Theory drives development, but in practice sometimes hacky workarounds are needed.
I write code, I'd prefer it was all perfect. I run a business which means sometimes I have to consider bottom line. If a risk is identified and a quick fix is available it makes economic sense to apply the quick fix whilst working on a more robust long term solution.
That this has not been done inevitably leads people to question why. It's the answers that have been given to those questions that are causing the most difficulty. The fact that when those answers are challenged the story changes. The fact that the answers are inconsistent with what seems logical to any reasonably minded impartial observer.
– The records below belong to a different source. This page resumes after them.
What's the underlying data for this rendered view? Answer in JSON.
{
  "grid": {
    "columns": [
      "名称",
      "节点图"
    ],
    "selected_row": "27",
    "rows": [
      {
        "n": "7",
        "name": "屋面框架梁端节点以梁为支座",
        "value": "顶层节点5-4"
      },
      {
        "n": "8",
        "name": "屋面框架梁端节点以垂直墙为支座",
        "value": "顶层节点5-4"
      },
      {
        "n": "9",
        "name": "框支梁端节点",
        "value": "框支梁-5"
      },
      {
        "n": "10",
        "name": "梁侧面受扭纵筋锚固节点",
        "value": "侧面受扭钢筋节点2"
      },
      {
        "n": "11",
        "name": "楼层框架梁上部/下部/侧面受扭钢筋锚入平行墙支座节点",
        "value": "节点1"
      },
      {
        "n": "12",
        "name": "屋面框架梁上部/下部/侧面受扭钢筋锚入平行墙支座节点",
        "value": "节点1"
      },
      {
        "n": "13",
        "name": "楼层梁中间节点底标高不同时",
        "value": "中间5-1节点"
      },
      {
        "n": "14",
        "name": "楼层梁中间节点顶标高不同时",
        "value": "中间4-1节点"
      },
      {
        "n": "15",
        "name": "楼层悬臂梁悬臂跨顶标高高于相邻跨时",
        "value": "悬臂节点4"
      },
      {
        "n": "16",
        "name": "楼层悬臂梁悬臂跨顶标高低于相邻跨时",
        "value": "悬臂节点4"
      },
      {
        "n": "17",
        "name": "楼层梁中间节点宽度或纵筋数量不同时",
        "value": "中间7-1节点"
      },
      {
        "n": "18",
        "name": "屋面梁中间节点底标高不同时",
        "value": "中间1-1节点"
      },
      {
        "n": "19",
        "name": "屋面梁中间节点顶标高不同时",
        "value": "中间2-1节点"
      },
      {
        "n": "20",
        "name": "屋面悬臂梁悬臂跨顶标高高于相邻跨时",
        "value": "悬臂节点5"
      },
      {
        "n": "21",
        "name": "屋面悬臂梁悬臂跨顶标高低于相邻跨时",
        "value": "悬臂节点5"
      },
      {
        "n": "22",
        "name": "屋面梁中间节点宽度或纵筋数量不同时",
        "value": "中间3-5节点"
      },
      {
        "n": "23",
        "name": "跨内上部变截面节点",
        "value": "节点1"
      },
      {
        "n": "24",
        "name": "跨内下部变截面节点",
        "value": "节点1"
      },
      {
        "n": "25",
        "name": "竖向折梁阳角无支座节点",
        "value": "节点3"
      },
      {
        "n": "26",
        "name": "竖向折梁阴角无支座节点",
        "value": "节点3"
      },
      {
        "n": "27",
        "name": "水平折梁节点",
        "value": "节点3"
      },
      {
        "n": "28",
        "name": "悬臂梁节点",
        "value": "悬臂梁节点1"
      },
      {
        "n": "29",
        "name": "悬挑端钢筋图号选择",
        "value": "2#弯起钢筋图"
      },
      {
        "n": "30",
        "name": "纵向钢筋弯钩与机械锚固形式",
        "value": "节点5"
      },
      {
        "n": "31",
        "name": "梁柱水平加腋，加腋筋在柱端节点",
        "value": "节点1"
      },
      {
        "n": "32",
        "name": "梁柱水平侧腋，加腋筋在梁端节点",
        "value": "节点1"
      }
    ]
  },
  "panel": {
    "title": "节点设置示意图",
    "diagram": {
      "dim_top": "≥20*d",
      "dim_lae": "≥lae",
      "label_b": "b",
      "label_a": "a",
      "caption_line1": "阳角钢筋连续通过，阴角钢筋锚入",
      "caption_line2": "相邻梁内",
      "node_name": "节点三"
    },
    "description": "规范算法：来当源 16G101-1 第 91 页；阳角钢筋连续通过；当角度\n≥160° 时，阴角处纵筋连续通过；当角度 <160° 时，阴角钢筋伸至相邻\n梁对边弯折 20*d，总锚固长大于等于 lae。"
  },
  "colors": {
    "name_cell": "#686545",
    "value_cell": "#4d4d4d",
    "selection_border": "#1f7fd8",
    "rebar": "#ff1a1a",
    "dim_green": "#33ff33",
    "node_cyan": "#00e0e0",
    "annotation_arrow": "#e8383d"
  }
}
The most important thing is that until about a year ago there was near unanimous agreement on what the purpose of the block size limit was, and how it would be dealt with. yet here we are today with this action having not been taken and a group of people actively trying to convince everyone that centralised enforcement of a block size limit is somehow the natural bahaviour if the system, despite it having never been so in its entire history.
The block size limit was a hacky workaround to the expensive to validate issue. An issue that is now mitigated by other much better solutions, not least a well incentivised distributed mining economy. That is now smart enough to route around such an attack, making it prohibitively expensive to maintain.
Individual economic self interest is how Bitcoin is supposed to work.
It's time to remove the bandaid.
When the curtain is pulled back you will see how powerful the wizard really isn't.